After the terror attack Thursday, this could change, with the voters' concern expected to focus once again on security.

In a statement issued after the attack, Le Pen said, "This war is being waged without mercy and without respite. Everyone will understand that we cannot lose it, but for the last 10 years, under the governments of the Right and the Left, everything was done for us to lose it," according to The Local.

More than 230 people have been killed in Islamist attacks over two years in France, according to NBC.

Le Pen has been compared with U.S. President Donald Trump in the French media, and her opponents have been alleging that her victory would be a victory of Islamic State, a terror group also known as IS, ISIS, ISIL or Daesh.

"Another terrorist attack in Paris. The people of France will not take much more of this.
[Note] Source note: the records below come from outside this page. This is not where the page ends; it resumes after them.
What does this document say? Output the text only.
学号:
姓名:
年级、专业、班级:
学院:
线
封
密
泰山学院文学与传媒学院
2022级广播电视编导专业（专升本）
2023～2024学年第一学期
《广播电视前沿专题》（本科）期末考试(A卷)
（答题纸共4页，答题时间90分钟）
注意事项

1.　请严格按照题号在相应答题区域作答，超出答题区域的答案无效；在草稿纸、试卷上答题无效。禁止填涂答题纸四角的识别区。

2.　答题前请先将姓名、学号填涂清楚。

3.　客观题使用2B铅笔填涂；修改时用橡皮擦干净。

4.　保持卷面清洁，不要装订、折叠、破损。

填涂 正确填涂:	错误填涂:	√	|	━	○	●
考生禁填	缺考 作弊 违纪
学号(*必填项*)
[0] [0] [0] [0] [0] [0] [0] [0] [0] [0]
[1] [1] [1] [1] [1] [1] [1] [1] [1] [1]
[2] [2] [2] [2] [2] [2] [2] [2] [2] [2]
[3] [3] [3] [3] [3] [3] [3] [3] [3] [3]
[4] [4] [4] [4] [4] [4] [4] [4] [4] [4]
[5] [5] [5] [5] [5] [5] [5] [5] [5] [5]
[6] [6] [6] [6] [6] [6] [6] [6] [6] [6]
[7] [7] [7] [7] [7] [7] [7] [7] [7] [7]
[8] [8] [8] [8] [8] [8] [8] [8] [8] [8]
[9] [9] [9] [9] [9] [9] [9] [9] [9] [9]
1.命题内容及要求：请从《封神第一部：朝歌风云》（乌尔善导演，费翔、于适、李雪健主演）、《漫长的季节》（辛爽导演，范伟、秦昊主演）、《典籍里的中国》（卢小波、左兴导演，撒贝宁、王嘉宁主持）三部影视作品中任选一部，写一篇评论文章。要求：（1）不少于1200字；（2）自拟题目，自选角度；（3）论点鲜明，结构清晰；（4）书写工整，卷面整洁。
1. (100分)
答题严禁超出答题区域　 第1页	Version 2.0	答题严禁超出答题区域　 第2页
Will have a big effect on presidential election!" Trump tweeted after the attack on the Champs-Élysées.

This week's attack came about eight months after a 19 tonne cargo truck was deliberately driven into crowds celebrating Bastille Day on the Promenade des Anglais in Nice, resulting in the deaths of 86 people and injuring 434.

IS claimed responsibility for the attack in Nice, just as it did after this week's attack, calling the gunman "one of the Islamic State's fighters."

Some see this week's attack as an IS attempt to interfere in the presidential election by "helping" Le Pen win so that the terror group can then use the narrative that France is anti-Muslim.

"We are not a land of Islam, and if some French are Muslim, then it's on condition that they comply with the Greco-Roman influenced customs and lifestyle," Le Pen once said.

At an election rally, Le Pen also pledged to suspend visas from non-European migrants hoping to join their families in France — often code for immigrants from mainly Muslim North Africa and the Middle East, according to NBC.

Her party has pledged to take France out of the European Union. However, she is not against legal recognition of same-sex partnerships or abortion.

Elabe, a polling group, has predicted that 22 percent of women are likely to vote for Le Pen's party in the first round.

According to Bloomberg polling, Macron has the support of 24 percent of voters and Le Pen is only 22.5 percent.